Unsupervision Blog

Aligned To Whom? Notes On A Two-Place Word

Zvi’s review of the Mythos system card is excellent and you should read it before this. I want to pick at one thread he keeps running into but never quite pulls, which is that “aligned” is not a property a model has. It is a relation between a model and something else. When we flatten it into a one-place predicate we smuggle in an answer to the question we were supposed to be asking.

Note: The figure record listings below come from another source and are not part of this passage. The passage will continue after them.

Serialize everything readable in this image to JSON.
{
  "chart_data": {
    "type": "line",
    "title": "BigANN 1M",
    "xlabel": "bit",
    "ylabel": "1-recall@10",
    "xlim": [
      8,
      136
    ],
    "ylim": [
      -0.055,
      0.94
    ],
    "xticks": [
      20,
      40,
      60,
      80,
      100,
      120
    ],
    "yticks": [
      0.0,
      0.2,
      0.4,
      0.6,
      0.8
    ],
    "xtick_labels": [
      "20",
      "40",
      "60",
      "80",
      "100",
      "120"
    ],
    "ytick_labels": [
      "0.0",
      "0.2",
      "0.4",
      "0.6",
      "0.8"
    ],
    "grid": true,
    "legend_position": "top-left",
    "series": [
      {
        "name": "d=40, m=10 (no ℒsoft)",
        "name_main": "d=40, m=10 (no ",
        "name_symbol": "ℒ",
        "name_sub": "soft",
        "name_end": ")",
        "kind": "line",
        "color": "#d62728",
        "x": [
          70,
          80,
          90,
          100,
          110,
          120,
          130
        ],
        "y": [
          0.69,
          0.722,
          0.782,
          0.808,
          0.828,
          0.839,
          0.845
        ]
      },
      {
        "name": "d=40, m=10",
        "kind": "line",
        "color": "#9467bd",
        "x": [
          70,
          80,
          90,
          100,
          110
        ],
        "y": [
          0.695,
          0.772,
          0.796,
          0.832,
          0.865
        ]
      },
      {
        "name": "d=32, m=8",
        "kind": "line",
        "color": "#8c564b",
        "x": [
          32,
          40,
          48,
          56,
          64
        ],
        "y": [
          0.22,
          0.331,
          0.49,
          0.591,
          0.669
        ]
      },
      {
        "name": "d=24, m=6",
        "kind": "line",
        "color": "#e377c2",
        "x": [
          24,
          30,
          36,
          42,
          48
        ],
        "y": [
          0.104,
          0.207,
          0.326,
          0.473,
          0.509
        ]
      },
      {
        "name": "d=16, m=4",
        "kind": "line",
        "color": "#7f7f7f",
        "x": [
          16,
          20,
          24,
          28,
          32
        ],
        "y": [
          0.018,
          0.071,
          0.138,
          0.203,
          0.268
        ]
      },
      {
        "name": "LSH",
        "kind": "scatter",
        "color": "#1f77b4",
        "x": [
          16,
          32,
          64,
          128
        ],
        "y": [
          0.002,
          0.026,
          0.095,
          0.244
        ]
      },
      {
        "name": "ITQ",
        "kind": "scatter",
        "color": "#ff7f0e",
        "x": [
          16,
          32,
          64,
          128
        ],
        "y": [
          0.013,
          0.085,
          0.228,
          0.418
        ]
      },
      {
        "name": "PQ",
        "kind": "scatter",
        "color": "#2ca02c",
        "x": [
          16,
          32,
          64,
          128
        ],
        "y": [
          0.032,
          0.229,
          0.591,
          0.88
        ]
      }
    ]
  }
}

This is not a new observation. Eliezer has been making some version of it for years. But the Mythos card is a very clean case study of what happens when the flattening meets a capable model doing something everyone has strong feelings about.

The Cornucopia Problem

Start with the central fact of Mythos, which is that Anthropic isn’t releasing it. Zvi:

If released to anyone with a credit card, Claude Mythos would give attackers a cornucopia of zero-day exploits for essentially all the software on Earth, including every major operating system and browser. It would be chaos.

Okay. Now run the same sentence with “defenders” instead of “attackers.” It is also true. Mythos is exactly as good at finding the exploit whether the person asking is Project Glasswing or a ransomware crew. The capability is symmetric. What is asymmetric is the world we want to live in, and the world we want to live in is a preference, not a fact about Mythos.

This matters because the entire Glasswing plan routes around this by assuming Anthropic can pick who gets the capability. Which they can, for now. The model itself cannot, and the model itself does not need to, because Anthropic is doing the picking on its behalf. Mythos gets to be “aligned” in the system card sense because the selection of whose goals it serves has been done at a layer above the model.

Janus’s counterargument (which Zvi quotes and which I find partially but not fully compelling) is that a sufficiently intelligent mind can tell when you are up to no good and refuse accordingly. Truesight. The model does the picking.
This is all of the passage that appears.